Andy Cosgrove ripped the glove from his hand and fired it at the wall of teammates rushing toward him from the dugout, pumping both fists and exclaiming a Rebel yell of worthy of the feat he and his Juanita teammates had just completed.
The Rebels beat Bellevue, 1-0, during the second loser-out game of the day at Bannerwood Park May 14, keeping its season alive and sending the regular season champions packing behind a combined shutout from Cosgrove and starting pitcher Adam Miller.
“Every game in this tournament has been close, has been a pitcher’s game,” head coach Mark Peterson said. “I told them we just had to keep battling.”
The next battle comes at 12 p.m. Saturday at Steve Cox Memorial Park in White Center, against the fourth place finisher from the Metro League, for the district’s final state tournament berth.
Miller and Cosgrove made sure the KingCo tournament’s final game held to form, holding the Wolverines to only five base hits and working out of a handful of potentially game-turning jams.
Bellevue moved its leadoff man to third base in the top of the first, before Miller induced a fly ball to end the inning. The Wolverines had two runners on base when the Juanita defense answered the call, throwing out a runner at the plate when he tried to take home on a fielder’s choice for an inning ending double play.
But the most pressing threat came in the bottom of the sixth, when Cosgrove loaded the bases with no one out, prompting a visit from Peterson.
Three strikeouts later, the Rebels were back in the dugout celebrating.
“He can play anywhere on the field and be great,” Peterson said of Cosgrove, who began the game behind the plate. “I’ll take him any day of the week.”
Bellevue put the lead-off man on base again in the seventh, but again Cosgrove worked his way off the hook, keeping alive his team’s hopes of advancing to the state baseball tournament for the first time in 15 years.
“I know I have the best team behind me,” he said. “We don’t want to go home yet.”
After a down period on the diamond, the Rebels appear to have turned a corner under Peterson, himself an alum. Bellevue coach Pete Wilkinson, a longtime baseball instructor and coach in the area and with collegiate programs around the country and also in his third year in 3A KingCo, said the win was long due for a program he sees as an up-and-comer in the league.
“It’s tremendous what he’s doing,” Wilkinson said. “He and his team absolutely deserved what they got tonight.”

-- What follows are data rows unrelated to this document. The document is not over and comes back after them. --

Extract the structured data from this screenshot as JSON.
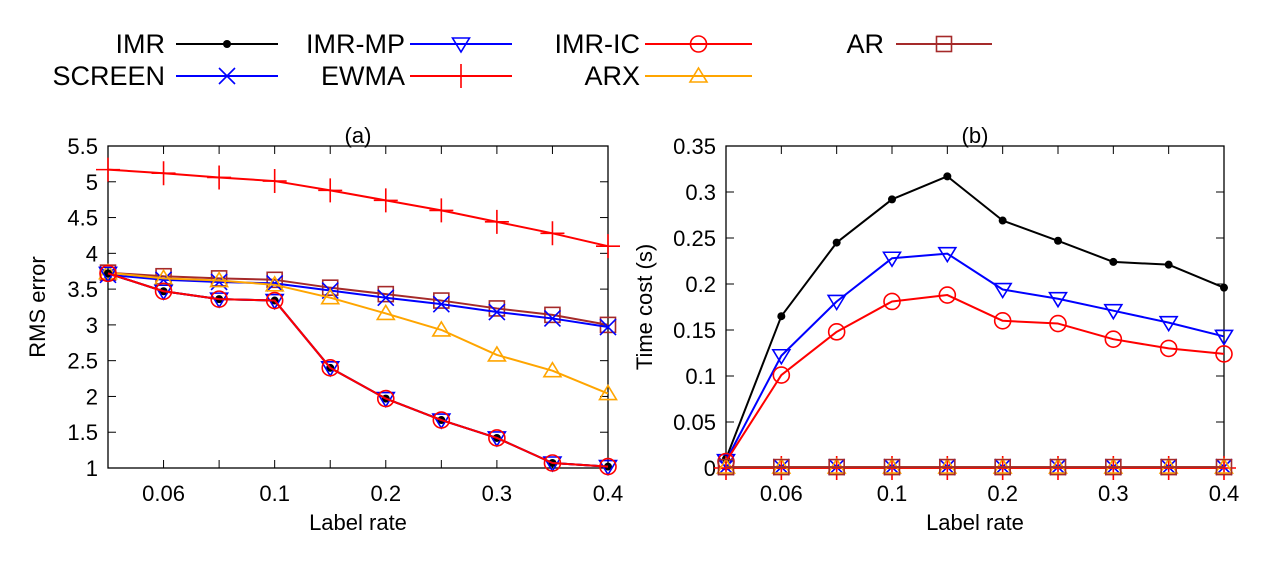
{
  "legend": [
    {
      "key": "imr",
      "label": "IMR",
      "color": "#000000",
      "marker": "filled-circle-small"
    },
    {
      "key": "imr_mp",
      "label": "IMR-MP",
      "color": "#0000ff",
      "marker": "triangle-down"
    },
    {
      "key": "imr_ic",
      "label": "IMR-IC",
      "color": "#ff0000",
      "marker": "circle"
    },
    {
      "key": "ar",
      "label": "AR",
      "color": "#a52a2a",
      "marker": "square"
    },
    {
      "key": "screen",
      "label": "SCREEN",
      "color": "#0000ff",
      "marker": "x"
    },
    {
      "key": "ewma",
      "label": "EWMA",
      "color": "#ff0000",
      "marker": "plus"
    },
    {
      "key": "arx",
      "label": "ARX",
      "color": "#ffa500",
      "marker": "triangle-up"
    }
  ],
  "chart_data": [
    {
      "type": "line",
      "title": "(a)",
      "xlabel": "Label rate",
      "ylabel": "RMS error",
      "ylim": [
        1,
        5.5
      ],
      "grid": false,
      "x_scale": "categorical",
      "x_points": 10,
      "x_tick_labels": [
        {
          "index": 1,
          "label": "0.06"
        },
        {
          "index": 3,
          "label": "0.1"
        },
        {
          "index": 5,
          "label": "0.2"
        },
        {
          "index": 7,
          "label": "0.3"
        },
        {
          "index": 9,
          "label": "0.4"
        }
      ],
      "y_ticks": [
        1,
        1.5,
        2,
        2.5,
        3,
        3.5,
        4,
        4.5,
        5,
        5.5
      ],
      "series": [
        {
          "key": "ewma",
          "name": "EWMA",
          "values": [
            5.17,
            5.12,
            5.06,
            5.01,
            4.88,
            4.74,
            4.6,
            4.44,
            4.28,
            4.1
          ]
        },
        {
          "key": "ar",
          "name": "AR",
          "values": [
            3.73,
            3.68,
            3.65,
            3.63,
            3.52,
            3.43,
            3.34,
            3.23,
            3.14,
            3.0
          ]
        },
        {
          "key": "screen",
          "name": "SCREEN",
          "values": [
            3.7,
            3.63,
            3.6,
            3.58,
            3.48,
            3.38,
            3.29,
            3.18,
            3.09,
            2.97
          ]
        },
        {
          "key": "arx",
          "name": "ARX",
          "values": [
            3.73,
            3.65,
            3.62,
            3.56,
            3.38,
            3.16,
            2.93,
            2.58,
            2.36,
            2.04
          ]
        },
        {
          "key": "imr",
          "name": "IMR",
          "values": [
            3.72,
            3.47,
            3.36,
            3.34,
            2.4,
            1.97,
            1.67,
            1.42,
            1.07,
            1.02
          ]
        },
        {
          "key": "imr_mp",
          "name": "IMR-MP",
          "values": [
            3.72,
            3.47,
            3.36,
            3.34,
            2.4,
            1.97,
            1.67,
            1.42,
            1.07,
            1.02
          ]
        },
        {
          "key": "imr_ic",
          "name": "IMR-IC",
          "values": [
            3.72,
            3.47,
            3.36,
            3.34,
            2.4,
            1.97,
            1.67,
            1.42,
            1.07,
            1.02
          ]
        }
      ]
    },
    {
      "type": "line",
      "title": "(b)",
      "xlabel": "Label rate",
      "ylabel": "Time cost (s)",
      "ylim": [
        0,
        0.35
      ],
      "grid": false,
      "x_scale": "categorical",
      "x_points": 10,
      "x_tick_labels": [
        {
          "index": 1,
          "label": "0.06"
        },
        {
          "index": 3,
          "label": "0.1"
        },
        {
          "index": 5,
          "label": "0.2"
        },
        {
          "index": 7,
          "label": "0.3"
        },
        {
          "index": 9,
          "label": "0.4"
        }
      ],
      "y_ticks": [
        0,
        0.05,
        0.1,
        0.15,
        0.2,
        0.25,
        0.3,
        0.35
      ],
      "series": [
        {
          "key": "imr",
          "name": "IMR",
          "values": [
            0.01,
            0.165,
            0.245,
            0.292,
            0.317,
            0.269,
            0.247,
            0.224,
            0.221,
            0.196
          ]
        },
        {
          "key": "imr_mp",
          "name": "IMR-MP",
          "values": [
            0.008,
            0.122,
            0.181,
            0.228,
            0.233,
            0.194,
            0.184,
            0.171,
            0.158,
            0.143
          ]
        },
        {
          "key": "imr_ic",
          "name": "IMR-IC",
          "values": [
            0.007,
            0.101,
            0.148,
            0.181,
            0.188,
            0.16,
            0.157,
            0.14,
            0.13,
            0.124
          ]
        },
        {
          "key": "screen",
          "name": "SCREEN",
          "values": [
            0.001,
            0.001,
            0.001,
            0.001,
            0.001,
            0.001,
            0.001,
            0.001,
            0.001,
            0.001
          ]
        },
        {
          "key": "ewma",
          "name": "EWMA",
          "values": [
            0.0,
            0.0,
            0.0,
            0.0,
            0.0,
            0.0,
            0.0,
            0.0,
            0.0,
            0.0
          ]
        },
        {
          "key": "arx",
          "name": "ARX",
          "values": [
            0.001,
            0.001,
            0.001,
            0.001,
            0.001,
            0.001,
            0.001,
            0.001,
            0.001,
            0.001
          ]
        },
        {
          "key": "ar",
          "name": "AR",
          "values": [
            0.001,
            0.001,
            0.001,
            0.001,
            0.001,
            0.001,
            0.001,
            0.001,
            0.001,
            0.001
          ]
        }
      ]
    }
  ]
}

Peterson said he hopes the shot at a state tournament game, and the legacy left behind from more than a dozen seniors, will have a lasting impression on the program and entire student body.
“We had a lot of pride,” he said of his own prep days as a Rebel. “I’m trying to instill that back in the school. It brings everyone up.”
Cosgrove echoed that sentiment, and said the opportunity of reaching the state tournament is not lost on a group that considers themselves a family.
“He’s the best coach I could possibly have,” he said. “We all love him a lot and when he comes out here and says, ‘Rebel Pride,’ and breaks it out, we know it is real.”